Viering 23 en 24 juni
Voorganger: Gepke Kerssen
za: cantor: Gerard v.d Weijer
zo: Melodiek o.l.v. Marcel v.d. Maeden
Openingslied: za.: hier wordt een huis / zo.: wees hier aanwezig;
Inleiding: Als je iets heel ernstigs overkomt of als je meerdere klappen tegelijk krijgt, dan roep je uit: Waarom overkomt mij dit? En anders vragen anderen het zich wel af hoe het zo ver heeft kunnen komen: straf van god, zeggen vrienden van Job. Niet zo veel ander is wat je hoort van mensen van nu: had je maar niet….zeggen. Of misschien heeft het een bedoeling. Kun je er iets van leren. We gaan vandaag luisteren naar het verhaal van Job, dat voor veel mensen een troost is geweest.
Openingsgebed:Zo veel vragen zo veel onrust in ons laat u vinden, God Stem ons af op uw stem, stem ons af op uw stilte schenk ons uw levensadem wij wachten op U vol hoop Amen
Lied: za.: hoe is uw naam;
zo.: Alles wacht op u vol hoopLezen: Job 1: 1-5
In het land Us woonde een man die Job heette. Hij was rechtschapen en onberispelijk, hij had ontzag voor God en meed het kwaad. Job had zeven zonen en drie dochters. Hij bezat zevenduizend schapen en geiten, drieduizend kamelen, vijfhonderd span runderen, vijfhonderd ezelinnen en een groot aantal slaven en slavinnen. Hij was de aanzienlijkste man van het Oosten. Zijn zonen hadden de gewoonte om de beurt een feest te geven, ieder in zijn eigen huis, en nodigden dan hun drie zusters uit om bij hen te komen eten en drinken. Nadat elk van zijn zonen zo’n feest had gegeven, liet Job hen bij zich komen voor een reinigingsritueel. Hij stond dan ’s ochtends vroeg op om voor elk van hen een offer te brengen, want hij dacht bij zichzelf: Misschien hebben mijn kinderen wel gezondigd en God in hun hart vervloekt. Job deed dit telkens weer.

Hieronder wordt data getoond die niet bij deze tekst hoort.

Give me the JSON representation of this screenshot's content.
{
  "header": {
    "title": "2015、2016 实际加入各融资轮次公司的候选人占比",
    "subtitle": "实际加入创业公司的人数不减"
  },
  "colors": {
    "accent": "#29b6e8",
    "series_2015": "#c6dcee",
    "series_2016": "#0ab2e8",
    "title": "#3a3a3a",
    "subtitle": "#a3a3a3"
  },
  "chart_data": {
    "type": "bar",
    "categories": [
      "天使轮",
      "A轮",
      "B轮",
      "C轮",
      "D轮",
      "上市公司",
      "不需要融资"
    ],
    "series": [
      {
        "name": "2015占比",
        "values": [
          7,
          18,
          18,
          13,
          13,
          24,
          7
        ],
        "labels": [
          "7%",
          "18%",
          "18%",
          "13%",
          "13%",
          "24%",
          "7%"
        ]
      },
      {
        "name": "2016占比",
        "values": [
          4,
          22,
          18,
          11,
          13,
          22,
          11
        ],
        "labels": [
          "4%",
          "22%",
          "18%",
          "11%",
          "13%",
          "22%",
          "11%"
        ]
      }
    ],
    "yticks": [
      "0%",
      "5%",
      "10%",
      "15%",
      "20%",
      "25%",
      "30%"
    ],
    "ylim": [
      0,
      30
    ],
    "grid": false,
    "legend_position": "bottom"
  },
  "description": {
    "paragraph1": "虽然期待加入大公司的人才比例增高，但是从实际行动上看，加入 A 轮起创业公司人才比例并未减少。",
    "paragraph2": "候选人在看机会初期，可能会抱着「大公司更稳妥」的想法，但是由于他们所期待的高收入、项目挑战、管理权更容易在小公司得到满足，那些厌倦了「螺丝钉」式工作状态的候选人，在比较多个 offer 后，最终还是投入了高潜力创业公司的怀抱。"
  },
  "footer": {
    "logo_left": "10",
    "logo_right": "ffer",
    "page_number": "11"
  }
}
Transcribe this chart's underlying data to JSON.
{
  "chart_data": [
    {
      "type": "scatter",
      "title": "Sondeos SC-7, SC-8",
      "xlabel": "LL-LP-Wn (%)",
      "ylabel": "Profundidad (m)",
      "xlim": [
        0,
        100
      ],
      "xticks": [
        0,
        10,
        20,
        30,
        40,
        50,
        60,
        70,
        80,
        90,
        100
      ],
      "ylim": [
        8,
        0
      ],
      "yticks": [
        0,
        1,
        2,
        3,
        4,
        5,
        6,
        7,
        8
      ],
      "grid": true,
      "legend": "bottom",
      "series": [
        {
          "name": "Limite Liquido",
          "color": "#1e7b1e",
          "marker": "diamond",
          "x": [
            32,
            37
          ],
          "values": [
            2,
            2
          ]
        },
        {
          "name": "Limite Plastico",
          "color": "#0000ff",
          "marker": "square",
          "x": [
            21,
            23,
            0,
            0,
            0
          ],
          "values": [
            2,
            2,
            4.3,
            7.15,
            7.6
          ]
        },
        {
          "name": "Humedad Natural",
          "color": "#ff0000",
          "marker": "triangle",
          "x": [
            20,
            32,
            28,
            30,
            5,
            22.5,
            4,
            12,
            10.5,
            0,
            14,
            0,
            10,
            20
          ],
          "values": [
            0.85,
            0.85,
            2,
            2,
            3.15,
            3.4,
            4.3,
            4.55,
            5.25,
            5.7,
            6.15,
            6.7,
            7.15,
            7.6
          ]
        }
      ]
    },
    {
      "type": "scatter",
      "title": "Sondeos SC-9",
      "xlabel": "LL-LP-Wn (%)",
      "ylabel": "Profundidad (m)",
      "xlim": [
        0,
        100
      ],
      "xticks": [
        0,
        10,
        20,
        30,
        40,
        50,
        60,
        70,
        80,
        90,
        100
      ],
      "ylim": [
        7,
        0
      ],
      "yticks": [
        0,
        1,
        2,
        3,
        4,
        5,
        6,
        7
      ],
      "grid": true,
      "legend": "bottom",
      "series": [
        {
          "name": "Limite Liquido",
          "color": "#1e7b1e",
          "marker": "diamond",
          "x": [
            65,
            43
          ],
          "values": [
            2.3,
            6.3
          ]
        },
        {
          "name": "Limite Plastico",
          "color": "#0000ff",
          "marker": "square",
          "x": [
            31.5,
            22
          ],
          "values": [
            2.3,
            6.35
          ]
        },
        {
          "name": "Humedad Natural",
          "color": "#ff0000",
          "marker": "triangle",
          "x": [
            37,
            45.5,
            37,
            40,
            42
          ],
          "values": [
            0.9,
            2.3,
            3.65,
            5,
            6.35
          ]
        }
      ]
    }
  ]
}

Ter overweging: “Job heeft gemakkelijk praten,” zegt een valse stem. “Als het je voor de wind gaat, is het gemakkelijk om een goed, dankbaar en gelovig mens te zijn.” Job was zo iemand. Zelfs bezorgd dat zijn kinderen iets fout zouden doen. Hij wil dat al bij voorbaat goed maken. Lijkt dat vreemd? Ik hoorde pas een liedje van Claudia de Breij. Wat kan er niet allemaal met haar kind gebeuren. Ze klopt het af, om het noodlot te bezweren. Hand op hout, heet haar liedje. Die valse stem durft het zelfs tegen de Eeuwige op te nemen. Zal Job nog steeds geloven als alles hem ontnomen is?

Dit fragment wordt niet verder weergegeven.